Le Isole Canarie, con le loro spiagge di sabbia dorata, il clima mite e la bellezza naturale, sono da tempo una meta turistica ambita. Tuttavia, negli ultimi anni, si è aperto un dibattito acceso riguardo al modello turistico dell’arcipelago. Da un lato, c’è chi sostiene che il turismo sia ormai esausto e che sia necessario rivedere il suo impatto sull’ambiente e sulla società. Dall’altro, la paura della cosiddetta “turismofobia” si fa sentire, con manifestazioni e slogan contro i visitatori stranieri.

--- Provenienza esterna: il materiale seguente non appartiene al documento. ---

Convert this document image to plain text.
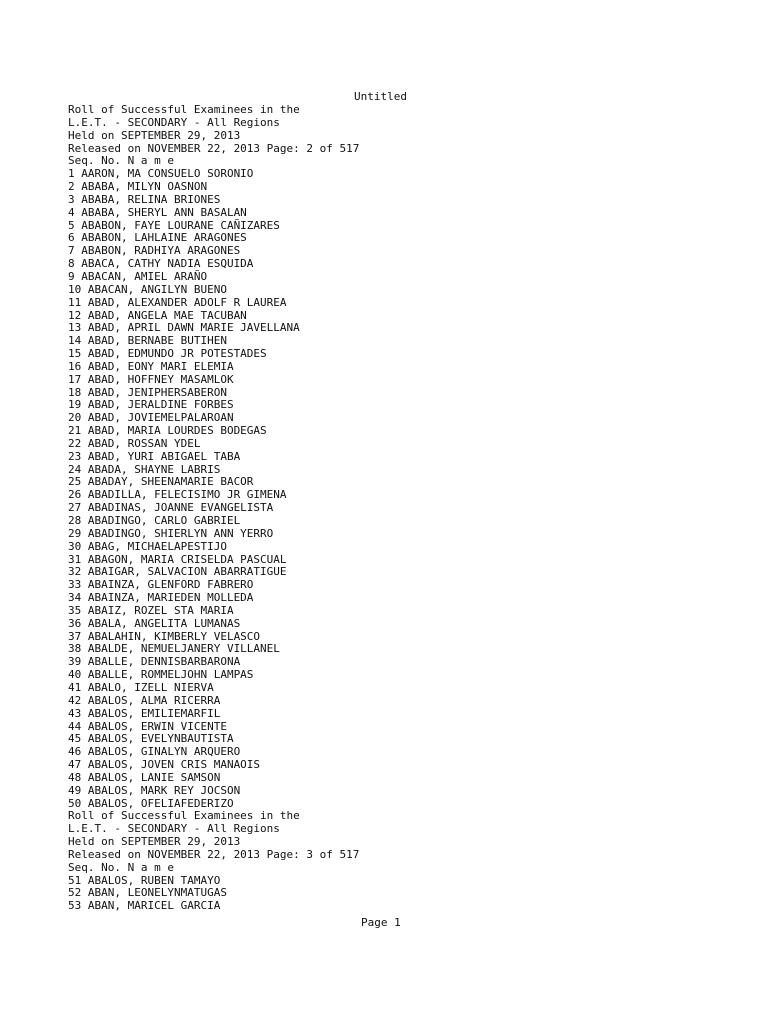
Untitled
Roll of Successful Examinees in the
L.E.T. - SECONDARY - All Regions
Held on SEPTEMBER 29, 2013
Released on NOVEMBER 22, 2013 Page: 2 of 517
Seq. No. N a m e
1 AARON, MA CONSUELO SORONIO
2 ABABA, MILYN OASNON
3 ABABA, RELINA BRIONES
4 ABABA, SHERYL ANN BASALAN
5 ABABON, FAYE LOURANE CAÑIZARES
6 ABABON, LAHLAINE ARAGONES
7 ABABON, RADHIYA ARAGONES
8 ABACA, CATHY NADIA ESQUIDA
9 ABACAN, AMIEL ARAÑO
10 ABACAN, ANGILYN BUENO
11 ABAD, ALEXANDER ADOLF R LAUREA
12 ABAD, ANGELA MAE TACUBAN
13 ABAD, APRIL DAWN MARIE JAVELLANA
14 ABAD, BERNABE BUTIHEN
15 ABAD, EDMUNDO JR POTESTADES
16 ABAD, EONY MARI ELEMIA
17 ABAD, HOFFNEY MASAMLOK
18 ABAD, JENIPHERSABERON
19 ABAD, JERALDINE FORBES
20 ABAD, JOVIEMELPALAROAN
21 ABAD, MARIA LOURDES BODEGAS
22 ABAD, ROSSAN YDEL
23 ABAD, YURI ABIGAEL TABA
24 ABADA, SHAYNE LABRIS
25 ABADAY, SHEENAMARIE BACOR
26 ABADILLA, FELECISIMO JR GIMENA
27 ABADINAS, JOANNE EVANGELISTA
28 ABADINGO, CARLO GABRIEL
29 ABADINGO, SHIERLYN ANN YERRO
30 ABAG, MICHAELAPESTIJO
31 ABAGON, MARIA CRISELDA PASCUAL
32 ABAIGAR, SALVACION ABARRATIGUE
33 ABAINZA, GLENFORD FABRERO
34 ABAINZA, MARIEDEN MOLLEDA
35 ABAIZ, ROZEL STA MARIA
36 ABALA, ANGELITA LUMANAS
37 ABALAHIN, KIMBERLY VELASCO
38 ABALDE, NEMUELJANERY VILLANEL
39 ABALLE, DENNISBARBARONA
40 ABALLE, ROMMELJOHN LAMPAS
41 ABALO, IZELL NIERVA
42 ABALOS, ALMA RICERRA
43 ABALOS, EMILIEMARFIL
44 ABALOS, ERWIN VICENTE
45 ABALOS, EVELYNBAUTISTA
46 ABALOS, GINALYN ARQUERO
47 ABALOS, JOVEN CRIS MANAOIS
48 ABALOS, LANIE SAMSON
49 ABALOS, MARK REY JOCSON
50 ABALOS, OFELIAFEDERIZO
Roll of Successful Examinees in the
L.E.T. - SECONDARY - All Regions
Held on SEPTEMBER 29, 2013
Released on NOVEMBER 22, 2013 Page: 3 of 517
Seq. No. N a m e
51 ABALOS, RUBEN TAMAYO
52 ABAN, LEONELYNMATUGAS
53 ABAN, MARICEL GARCIA
Page 1
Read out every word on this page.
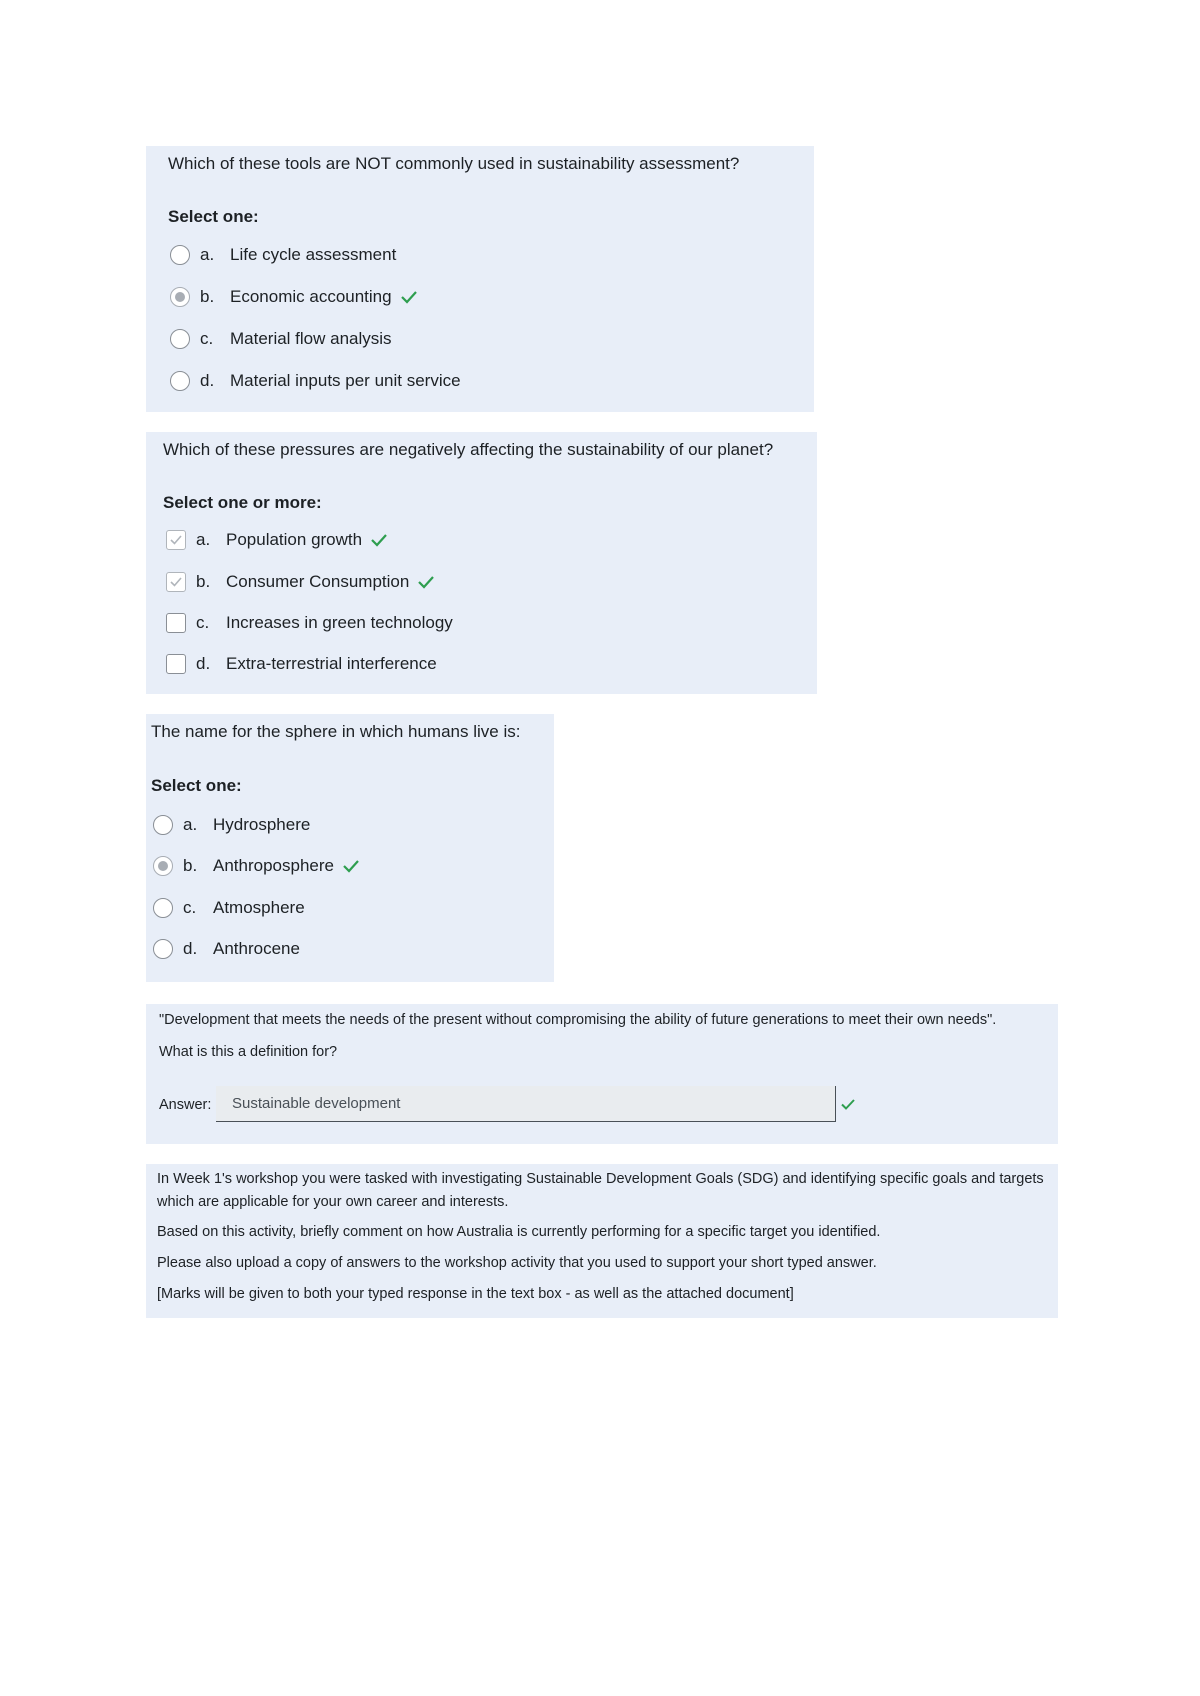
Which of these tools are NOT commonly used in sustainability assessment?
Select one:
a. Life cycle assessment
b. Economic accounting
c. Material flow analysis
d. Material inputs per unit service
Which of these pressures are negatively affecting the sustainability of our planet?
Select one or more:
a. Population growth
b. Consumer Consumption
c. Increases in green technology
d. Extra-terrestrial interference
The name for the sphere in which humans live is:
Select one:
a. Hydrosphere
b. Anthroposphere
c. Atmosphere
d. Anthrocene
"Development that meets the needs of the present without compromising the ability of future generations to meet their own needs".
What is this a definition for?
Answer: Sustainable development
In Week 1's workshop you were tasked with investigating Sustainable Development Goals (SDG) and identifying specific goals and targets
which are applicable for your own career and interests.
Based on this activity, briefly comment on how Australia is currently performing for a specific target you identified.
Please also upload a copy of answers to the workshop activity that you used to support your short typed answer.
[Marks will be given to both your typed response in the text box - as well as the attached document]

Il modello turistico canario: record di visitatori e controversie
Dopo un inverno che ha visto un numero record di turisti stranieri e un aumento delle entrate, le Canarie si trovano a gestire una situazione complessa. Nel 2023, ben 13.942.966 turisti stranieri hanno visitato l’arcipelago, segnando il secondo miglior anno di sempre. Questo settore rappresenta già il 35% del PIL delle Canarie e impiega quasi il 40% della forza lavoro1. Tuttavia, il successo turistico ha portato con sé alcune sfide.
Turismofobia: una preoccupazione emergente
La “turismofobia” è un termine che sta guadagnando terreno. Alcuni residenti esprimono il loro dissenso nei confronti del modello turistico, temendo che l’afflusso di visitatori possa danneggiare l’ambiente, sovraffollare le infrastrutture e alterare la vita quotidiana. Manifestazioni contro le torri dell’alta tensione, le prospezioni petrolifere e i grandi complessi alberghieri sono diventate sempre più frequenti
La manifestazione del 20 Aprile: un segnale di discontento
Il prossimo 20 aprile, nelle principali città dell’arcipelago, è prevista una manifestazione contro il modello turistico attuale. I promotori prevedono una partecipazione “massiccia”. La patronale alberghiera e il governo regionale seguono con preoccupazione gli sviluppi, soprattutto dopo alcune proteste rivolte ai turisti appena atterrati nel Regno Unito. Il presidente Fernando Clavijo ha dichiarato: “Chi viene a godersi le Canarie e a spendere i suoi soldi qui non dovrebbe essere insultato”
Il dilemma: sostenibilità vs. prosperità
Il dibattito sul turismo canario è complesso. Da un lato, l’industria turistica è fondamentale per l’economia dell’arcipelago. Dall’altro, è necessario bilanciare la prosperità economica con la sostenibilità ambientale e sociale. Come ha affermato Gabriel Wolgeschaffen, della patronale tinerfeña Ashotel: “Non bisogna toccare la mucca che dà il latte
In conclusione, le Canarie si trovano a un bivio. Il turismo è un motore economico vitale, ma è anche importante ascoltare le preoccupazioni dei residenti e garantire un futuro sostenibile per queste isole paradisiache.